In the run-up to the August 4 bi-monthly monetary policy, the government had vociferously made a case for further lowering of interest rates.
But RBI Governor Raghuram Rajan maintain status quo because of inflationary concerns. "High interest rate is hurting us," the finance ministry official said, requesting not to be quoted.
The government, he said, was keen on brining down cost of borrowing to boost investment and growth.
"My view is that we are wrong in not lowering the interest rate and we are wrong in not letting the rupee to depreciate. China is devaluating yuan to boost their exports," he said.
"Rupee appreciation against major currencies is not good for India," the source said. Faced with exports shrinking 8.3 per cent in dollar terms in July, China devalued yuan by record 1.9 per cent to 6.23 per dollar, its lowest point in almost three years.

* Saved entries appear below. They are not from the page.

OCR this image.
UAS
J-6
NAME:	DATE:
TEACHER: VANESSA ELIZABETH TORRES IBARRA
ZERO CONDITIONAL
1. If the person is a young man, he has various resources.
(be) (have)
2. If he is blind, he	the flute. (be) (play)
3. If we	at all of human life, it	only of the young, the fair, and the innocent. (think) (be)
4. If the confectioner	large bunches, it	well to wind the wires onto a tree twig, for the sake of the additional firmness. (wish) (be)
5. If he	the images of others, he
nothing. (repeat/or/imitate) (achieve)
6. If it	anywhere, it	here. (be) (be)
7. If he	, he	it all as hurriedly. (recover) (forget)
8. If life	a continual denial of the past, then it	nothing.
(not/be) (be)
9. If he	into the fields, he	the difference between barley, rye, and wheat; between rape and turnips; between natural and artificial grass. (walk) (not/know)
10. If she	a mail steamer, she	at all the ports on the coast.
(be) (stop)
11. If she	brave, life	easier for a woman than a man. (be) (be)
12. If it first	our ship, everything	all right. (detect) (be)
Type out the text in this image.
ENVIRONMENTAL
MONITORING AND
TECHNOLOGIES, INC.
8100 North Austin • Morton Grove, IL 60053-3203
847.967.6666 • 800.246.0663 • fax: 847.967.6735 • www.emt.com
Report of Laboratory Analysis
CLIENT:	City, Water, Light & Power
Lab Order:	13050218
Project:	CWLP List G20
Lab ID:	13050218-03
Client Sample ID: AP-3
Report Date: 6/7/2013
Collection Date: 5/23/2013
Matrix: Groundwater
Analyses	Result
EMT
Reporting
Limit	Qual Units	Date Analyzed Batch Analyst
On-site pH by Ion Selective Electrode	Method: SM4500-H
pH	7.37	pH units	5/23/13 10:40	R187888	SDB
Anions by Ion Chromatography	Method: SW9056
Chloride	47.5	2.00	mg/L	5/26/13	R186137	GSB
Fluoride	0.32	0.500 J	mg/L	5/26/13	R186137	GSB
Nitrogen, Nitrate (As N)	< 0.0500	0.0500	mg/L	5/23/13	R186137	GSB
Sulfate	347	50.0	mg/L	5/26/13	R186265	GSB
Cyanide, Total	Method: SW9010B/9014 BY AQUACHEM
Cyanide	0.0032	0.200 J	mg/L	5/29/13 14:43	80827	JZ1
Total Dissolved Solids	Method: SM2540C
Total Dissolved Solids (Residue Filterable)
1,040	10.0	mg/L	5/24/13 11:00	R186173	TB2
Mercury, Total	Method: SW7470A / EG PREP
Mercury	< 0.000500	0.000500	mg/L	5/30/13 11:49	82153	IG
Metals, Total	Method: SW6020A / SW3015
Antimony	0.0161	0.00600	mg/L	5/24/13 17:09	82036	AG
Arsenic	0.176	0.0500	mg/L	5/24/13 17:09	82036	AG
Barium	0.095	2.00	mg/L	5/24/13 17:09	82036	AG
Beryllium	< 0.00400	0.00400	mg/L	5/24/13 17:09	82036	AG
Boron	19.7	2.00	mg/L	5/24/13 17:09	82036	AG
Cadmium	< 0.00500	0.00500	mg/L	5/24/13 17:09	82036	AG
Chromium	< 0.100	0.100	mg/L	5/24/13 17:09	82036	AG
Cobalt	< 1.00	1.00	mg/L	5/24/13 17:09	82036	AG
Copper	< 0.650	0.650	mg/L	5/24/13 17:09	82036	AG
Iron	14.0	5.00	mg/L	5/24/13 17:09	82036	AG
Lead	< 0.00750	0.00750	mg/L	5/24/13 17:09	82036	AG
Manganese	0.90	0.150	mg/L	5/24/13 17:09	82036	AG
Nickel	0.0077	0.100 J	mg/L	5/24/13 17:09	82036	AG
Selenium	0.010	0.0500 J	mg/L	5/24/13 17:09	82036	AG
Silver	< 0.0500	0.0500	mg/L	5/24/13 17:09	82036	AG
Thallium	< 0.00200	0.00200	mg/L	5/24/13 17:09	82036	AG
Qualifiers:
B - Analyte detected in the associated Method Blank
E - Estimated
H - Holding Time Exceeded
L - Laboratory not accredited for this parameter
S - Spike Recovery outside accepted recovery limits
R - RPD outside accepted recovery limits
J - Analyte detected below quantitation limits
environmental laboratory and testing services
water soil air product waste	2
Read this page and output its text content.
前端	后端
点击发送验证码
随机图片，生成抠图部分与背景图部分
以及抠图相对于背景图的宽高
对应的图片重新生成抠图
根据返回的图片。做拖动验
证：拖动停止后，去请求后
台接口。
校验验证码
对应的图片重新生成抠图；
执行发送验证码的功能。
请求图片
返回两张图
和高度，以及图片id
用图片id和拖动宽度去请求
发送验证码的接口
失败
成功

The move led to rupee falling the most in two weeks. It dropped 0.4 per cent to 64.12 a dollar as of this morning.
Separately, commenting on the move, Finance Secretary Rajiv Mehrishi said China seems to be moving towards flexible exchange rate.

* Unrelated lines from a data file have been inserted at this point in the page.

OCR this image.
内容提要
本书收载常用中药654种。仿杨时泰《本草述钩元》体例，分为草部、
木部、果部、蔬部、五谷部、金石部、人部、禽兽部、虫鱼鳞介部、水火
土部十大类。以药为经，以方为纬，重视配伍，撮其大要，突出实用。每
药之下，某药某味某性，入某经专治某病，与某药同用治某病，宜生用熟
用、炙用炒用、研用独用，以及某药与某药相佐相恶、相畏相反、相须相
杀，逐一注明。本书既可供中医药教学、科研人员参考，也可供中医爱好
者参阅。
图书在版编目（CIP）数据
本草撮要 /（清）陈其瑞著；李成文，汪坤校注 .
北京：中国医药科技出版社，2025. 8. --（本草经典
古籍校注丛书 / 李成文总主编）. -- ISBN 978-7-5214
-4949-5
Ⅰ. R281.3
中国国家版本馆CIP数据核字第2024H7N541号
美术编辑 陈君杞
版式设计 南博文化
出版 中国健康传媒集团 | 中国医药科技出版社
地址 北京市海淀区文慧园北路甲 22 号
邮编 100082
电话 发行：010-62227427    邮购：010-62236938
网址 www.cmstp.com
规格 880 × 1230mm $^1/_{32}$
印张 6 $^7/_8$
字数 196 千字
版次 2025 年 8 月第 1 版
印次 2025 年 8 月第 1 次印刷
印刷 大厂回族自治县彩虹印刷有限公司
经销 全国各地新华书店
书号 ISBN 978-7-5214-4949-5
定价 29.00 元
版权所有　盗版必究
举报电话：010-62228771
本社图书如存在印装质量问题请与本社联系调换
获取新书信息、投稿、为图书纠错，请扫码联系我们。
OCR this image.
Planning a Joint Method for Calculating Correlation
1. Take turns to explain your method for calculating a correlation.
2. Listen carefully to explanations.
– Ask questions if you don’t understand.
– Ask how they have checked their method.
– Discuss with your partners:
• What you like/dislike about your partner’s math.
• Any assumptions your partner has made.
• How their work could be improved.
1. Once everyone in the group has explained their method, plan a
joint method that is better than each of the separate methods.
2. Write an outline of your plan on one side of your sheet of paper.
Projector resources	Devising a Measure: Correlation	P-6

"In my opinion it should have some impact on our exports. Exports from China would be cheaper," he said.
"It may also have impact on FDI if China become more attractive destination vis-a-vis India." Stating that it was difficult to quantify the impact of depreciation, he said Indian rupee was stronger than most of the other currencies.
"Investors would go there where with the exchange rate he will get more kick for his dollar. So we have to see the impact," he said.
Prior to the August 4 monetary policy announcement, the finance ministry had stated that wholesale inflation (WPI) is in negative territory since November and international oil prices, the biggest dampener on domestic commodity prices, are at multi-year lows, giving comfort to developing economies like India.